Umgang mit Misserfolg
- Analyse: Suchen Sie nach Gründen für den Misserfolg: Waren Sie unkonzentriert? Waren sie nicht ausreichend vorbereitet? Waren sie falsch vorbereitet? Waren es andere Gründe? Gehen sie diese Gründe gezielt an.
- Gespräche: Legen Sie Ihren Gesprächspartnern die Gründe für Ihren Misserfolg dar. Legen Sie Ihre Lösungsstrategie dar. Legen sie auch, besonders im Falle der Eltern, Ihre Befürchtungen dar. Vielleicht sind sie unbegründet.
- Selbstakzeptanz: Misserfolg in einer Prüfung macht Sie nicht zum Versager. Das Gefühl von Scham wird abklingen. Beurteilen Sie sich selber nicht abwertend. Gehen Sie unterstützend und hilfreich mit sich um, dann schneiden Sie in der Wiederholung der Prüfung besser ab.
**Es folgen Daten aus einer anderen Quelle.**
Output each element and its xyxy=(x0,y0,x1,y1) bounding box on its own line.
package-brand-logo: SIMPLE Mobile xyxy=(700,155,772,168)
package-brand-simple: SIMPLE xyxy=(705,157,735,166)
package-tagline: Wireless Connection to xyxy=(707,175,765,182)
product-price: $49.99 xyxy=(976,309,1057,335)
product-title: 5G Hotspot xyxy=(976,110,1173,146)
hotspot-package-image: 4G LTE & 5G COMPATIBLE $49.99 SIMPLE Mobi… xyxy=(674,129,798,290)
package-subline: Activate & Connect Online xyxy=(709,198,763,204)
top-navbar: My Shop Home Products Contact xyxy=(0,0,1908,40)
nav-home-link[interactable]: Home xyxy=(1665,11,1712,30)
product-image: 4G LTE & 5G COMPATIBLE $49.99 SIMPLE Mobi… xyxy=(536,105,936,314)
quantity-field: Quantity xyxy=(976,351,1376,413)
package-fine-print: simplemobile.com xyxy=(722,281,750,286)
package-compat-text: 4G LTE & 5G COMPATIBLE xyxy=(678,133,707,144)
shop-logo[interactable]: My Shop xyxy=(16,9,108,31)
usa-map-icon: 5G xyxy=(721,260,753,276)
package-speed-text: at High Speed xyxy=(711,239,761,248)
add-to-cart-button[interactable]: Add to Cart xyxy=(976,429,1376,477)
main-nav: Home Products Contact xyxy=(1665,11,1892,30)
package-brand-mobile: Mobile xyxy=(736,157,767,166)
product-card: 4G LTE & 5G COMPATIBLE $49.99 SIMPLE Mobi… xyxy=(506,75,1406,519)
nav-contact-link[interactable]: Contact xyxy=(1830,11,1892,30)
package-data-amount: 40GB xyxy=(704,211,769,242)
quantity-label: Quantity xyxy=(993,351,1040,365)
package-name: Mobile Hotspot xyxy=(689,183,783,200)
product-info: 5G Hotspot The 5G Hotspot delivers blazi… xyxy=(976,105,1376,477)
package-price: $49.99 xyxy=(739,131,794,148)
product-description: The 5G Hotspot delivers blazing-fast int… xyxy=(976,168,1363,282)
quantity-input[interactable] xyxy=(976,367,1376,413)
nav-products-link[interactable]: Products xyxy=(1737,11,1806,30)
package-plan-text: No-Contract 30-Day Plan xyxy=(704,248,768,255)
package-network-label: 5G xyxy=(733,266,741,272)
- Perspektive: Keine Panik! Auch wenn Sie die aktuelle Prüfung nicht hervorragend bestehen, hängt Ihr Lebensglück nicht davon ab. Lenken Sie ihre Konzentration zurück auf die Prüfung. Eine verhauene Prüfung ist nicht das Ende der Welt. Sie können trotzdem wieder Erfolg haben! Sie machen diese Prüfung nicht für Eltern oder Freunde, sondern für sich.
Professionelle Hilfe
- Psychosoziale Dienste: Hilfe finden Studierende beim psychosozialen Dienst ihrer Universität.
- Verhaltenstherapie: Geeigneter ist eine Verhaltenstherapie, bei der Therapeut und Betroffener Prüfungsszenen in der Vorstellung durchspielen, oder eine Trainingsmethode, bei der man sich durch äußere Reize von der Angst abzulenken lernt.
- Metakognitives Training: Beim „Metakognitiven Training“ lernt der Patient Techniken, den Zustand der fehlgesteuerten Aufmerksamkeit zu verlassen. „Die Aufmerksamkeit wird nicht auf physiologische Veränderungen gelenkt, sondern auf einen externen Reiz, beispielsweise ein Wort.“ Dadurch wird die Beobachtung der eigenen Person unterbrochen, und die Aufmerksamkeit kann sich wieder auf die Prüfung richten.